All this is exciting and equivocal, and the author conveys both aspects. But I don't see what stem cell research has to do with it. I want to know: of all the detailed research that has been done about stem cells, which bits of it help us to understand the behavior of stem cells in tumors, and ultimately to get rid of them? What have scientists learnt from growing livers that can be used to dissolve cancers?
Granted, it's useful to know that cancer cells are of two kinds, and that they breed in the way that stem cells do. But does it tell us something about their chemical structure that we didn't know already, or about their susceptibility to particular drugs, or their life cycles or self-dispersing behavior? I couldn't find much of that kind described in the article.

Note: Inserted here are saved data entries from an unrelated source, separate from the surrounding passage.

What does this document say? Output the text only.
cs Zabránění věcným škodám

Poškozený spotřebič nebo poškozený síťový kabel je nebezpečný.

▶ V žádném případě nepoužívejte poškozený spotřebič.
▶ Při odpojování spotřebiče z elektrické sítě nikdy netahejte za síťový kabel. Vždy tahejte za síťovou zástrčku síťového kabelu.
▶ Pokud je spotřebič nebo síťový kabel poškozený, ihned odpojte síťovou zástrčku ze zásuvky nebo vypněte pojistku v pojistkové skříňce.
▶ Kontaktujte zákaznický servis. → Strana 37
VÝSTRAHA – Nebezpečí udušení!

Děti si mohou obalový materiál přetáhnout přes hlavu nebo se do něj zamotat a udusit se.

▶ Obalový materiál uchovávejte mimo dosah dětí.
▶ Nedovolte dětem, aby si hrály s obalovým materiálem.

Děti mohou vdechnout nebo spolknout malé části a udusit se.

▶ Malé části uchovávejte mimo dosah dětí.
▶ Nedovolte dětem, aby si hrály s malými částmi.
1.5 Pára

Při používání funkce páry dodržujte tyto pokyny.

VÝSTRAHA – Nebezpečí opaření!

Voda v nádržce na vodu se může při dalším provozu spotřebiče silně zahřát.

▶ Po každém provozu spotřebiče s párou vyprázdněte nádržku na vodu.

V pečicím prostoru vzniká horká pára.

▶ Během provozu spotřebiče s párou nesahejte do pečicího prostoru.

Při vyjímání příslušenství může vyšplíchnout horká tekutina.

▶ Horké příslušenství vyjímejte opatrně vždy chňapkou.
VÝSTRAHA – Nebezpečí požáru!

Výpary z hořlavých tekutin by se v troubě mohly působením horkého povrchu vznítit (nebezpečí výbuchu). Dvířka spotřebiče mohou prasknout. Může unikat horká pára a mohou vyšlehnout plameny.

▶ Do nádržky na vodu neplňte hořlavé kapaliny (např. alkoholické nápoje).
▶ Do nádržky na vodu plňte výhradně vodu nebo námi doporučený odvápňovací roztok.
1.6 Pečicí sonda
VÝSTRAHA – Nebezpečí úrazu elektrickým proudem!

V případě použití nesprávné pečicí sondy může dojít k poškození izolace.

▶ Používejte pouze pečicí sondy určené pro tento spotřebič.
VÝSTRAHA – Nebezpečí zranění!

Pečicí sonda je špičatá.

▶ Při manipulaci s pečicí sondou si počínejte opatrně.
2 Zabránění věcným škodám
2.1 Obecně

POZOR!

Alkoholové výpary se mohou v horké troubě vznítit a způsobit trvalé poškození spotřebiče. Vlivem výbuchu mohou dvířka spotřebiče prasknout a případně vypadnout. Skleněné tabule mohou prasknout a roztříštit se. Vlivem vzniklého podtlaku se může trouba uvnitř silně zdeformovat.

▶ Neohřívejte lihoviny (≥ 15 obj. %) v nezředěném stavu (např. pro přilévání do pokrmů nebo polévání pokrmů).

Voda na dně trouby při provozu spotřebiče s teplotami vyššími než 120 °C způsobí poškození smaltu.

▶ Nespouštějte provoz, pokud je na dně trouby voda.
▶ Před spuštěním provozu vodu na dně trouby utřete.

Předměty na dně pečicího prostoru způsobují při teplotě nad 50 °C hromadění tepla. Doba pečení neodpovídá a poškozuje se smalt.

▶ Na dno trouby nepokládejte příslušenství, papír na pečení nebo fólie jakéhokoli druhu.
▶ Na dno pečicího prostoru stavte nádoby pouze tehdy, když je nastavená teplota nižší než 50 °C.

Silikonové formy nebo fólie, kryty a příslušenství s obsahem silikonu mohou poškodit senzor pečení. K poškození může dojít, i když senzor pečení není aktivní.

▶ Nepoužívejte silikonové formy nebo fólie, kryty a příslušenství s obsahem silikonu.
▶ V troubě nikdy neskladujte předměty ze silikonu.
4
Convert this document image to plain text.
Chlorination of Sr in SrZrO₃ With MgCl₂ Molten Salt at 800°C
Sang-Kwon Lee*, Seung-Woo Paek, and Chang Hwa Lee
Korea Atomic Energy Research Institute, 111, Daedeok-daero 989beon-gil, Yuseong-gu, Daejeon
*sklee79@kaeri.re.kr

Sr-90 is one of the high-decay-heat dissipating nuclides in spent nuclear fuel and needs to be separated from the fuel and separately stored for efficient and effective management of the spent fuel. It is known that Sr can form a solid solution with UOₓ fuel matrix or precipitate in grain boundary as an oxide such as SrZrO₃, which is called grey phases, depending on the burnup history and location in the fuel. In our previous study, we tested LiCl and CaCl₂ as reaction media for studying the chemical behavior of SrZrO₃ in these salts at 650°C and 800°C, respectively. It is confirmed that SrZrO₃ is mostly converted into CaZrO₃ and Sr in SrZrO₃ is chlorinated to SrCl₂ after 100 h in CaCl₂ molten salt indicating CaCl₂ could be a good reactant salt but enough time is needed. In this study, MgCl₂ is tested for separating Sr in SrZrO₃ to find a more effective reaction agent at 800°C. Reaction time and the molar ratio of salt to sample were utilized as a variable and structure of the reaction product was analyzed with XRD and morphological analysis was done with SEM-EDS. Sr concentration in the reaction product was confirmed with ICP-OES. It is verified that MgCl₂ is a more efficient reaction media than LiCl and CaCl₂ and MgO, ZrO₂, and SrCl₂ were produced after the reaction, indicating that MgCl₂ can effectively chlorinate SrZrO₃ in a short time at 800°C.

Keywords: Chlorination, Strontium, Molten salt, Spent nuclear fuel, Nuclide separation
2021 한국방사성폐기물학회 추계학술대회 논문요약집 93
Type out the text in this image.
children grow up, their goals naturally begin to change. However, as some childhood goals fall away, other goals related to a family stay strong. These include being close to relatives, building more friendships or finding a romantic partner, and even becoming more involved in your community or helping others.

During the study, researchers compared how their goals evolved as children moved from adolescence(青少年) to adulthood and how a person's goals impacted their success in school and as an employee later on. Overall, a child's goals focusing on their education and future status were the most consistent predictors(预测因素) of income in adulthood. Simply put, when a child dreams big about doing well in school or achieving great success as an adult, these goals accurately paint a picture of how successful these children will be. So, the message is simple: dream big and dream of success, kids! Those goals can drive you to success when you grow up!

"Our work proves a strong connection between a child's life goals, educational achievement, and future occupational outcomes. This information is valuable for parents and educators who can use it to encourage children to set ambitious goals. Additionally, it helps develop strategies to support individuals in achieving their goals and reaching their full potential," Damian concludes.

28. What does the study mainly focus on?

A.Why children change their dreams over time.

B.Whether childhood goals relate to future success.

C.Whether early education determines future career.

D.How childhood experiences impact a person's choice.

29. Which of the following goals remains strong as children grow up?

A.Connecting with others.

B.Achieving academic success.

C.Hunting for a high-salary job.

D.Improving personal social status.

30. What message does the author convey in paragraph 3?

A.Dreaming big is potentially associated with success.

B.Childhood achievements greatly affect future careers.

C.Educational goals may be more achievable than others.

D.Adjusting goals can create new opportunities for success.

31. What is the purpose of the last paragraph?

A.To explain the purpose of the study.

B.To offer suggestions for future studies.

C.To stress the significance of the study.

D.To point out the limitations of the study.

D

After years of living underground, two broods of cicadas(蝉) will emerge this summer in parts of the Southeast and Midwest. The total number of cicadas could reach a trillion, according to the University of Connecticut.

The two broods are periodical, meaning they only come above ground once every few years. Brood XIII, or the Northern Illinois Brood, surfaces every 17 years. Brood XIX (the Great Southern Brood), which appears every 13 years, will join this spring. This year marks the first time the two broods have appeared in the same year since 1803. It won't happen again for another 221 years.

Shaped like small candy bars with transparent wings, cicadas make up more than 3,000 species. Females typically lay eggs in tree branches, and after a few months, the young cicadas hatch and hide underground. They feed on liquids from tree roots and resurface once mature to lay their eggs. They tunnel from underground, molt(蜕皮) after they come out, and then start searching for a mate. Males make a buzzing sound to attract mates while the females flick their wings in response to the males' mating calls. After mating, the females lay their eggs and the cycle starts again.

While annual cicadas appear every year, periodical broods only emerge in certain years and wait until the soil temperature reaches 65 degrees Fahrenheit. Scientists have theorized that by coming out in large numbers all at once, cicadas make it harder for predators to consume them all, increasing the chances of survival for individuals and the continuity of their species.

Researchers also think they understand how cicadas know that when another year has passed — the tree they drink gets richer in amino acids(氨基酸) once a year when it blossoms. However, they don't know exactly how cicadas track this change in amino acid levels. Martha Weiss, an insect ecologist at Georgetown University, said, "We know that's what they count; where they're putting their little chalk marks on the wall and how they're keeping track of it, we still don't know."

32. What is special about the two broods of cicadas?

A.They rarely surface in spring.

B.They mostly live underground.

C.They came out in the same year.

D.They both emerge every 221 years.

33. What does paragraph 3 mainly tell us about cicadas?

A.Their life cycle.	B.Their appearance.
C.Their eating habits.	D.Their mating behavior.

It's true that one strong lead, noted in the article, is to use a drug developed by the biologist Craig Jordan (Rochester, NY State), and which is known to kill normal stem cells. But the article reads as if this drug was developed to target cancer cells, not stem cells -- it's not clear how the knowledge that the cancer cells are stem cells contributed to the discovery. (I would also quite like to know *when* Craig Jordan made this discovery, which you won't find out from reading the piece).
Recall the byline on the Economist cover. I see the cancer research and stem cell research in the article, but I don't see the connection.
* But one thing puzzled me about the history. The story goes that before the stem-cell theory of cancer there was the mutation theory -- that's where normally sterile cells mutate and start making babies, but they don't have much practice and they make really bad babies. According to this theory, in a healthy body only the sex cells reproduce. But how did people explain the healing of wounds, the growth of hair, and all of the other cell-consuming human events, before the stem-cell theory arrived? Was it just that there was a big lag between the idea of stem cells and their application to cancer?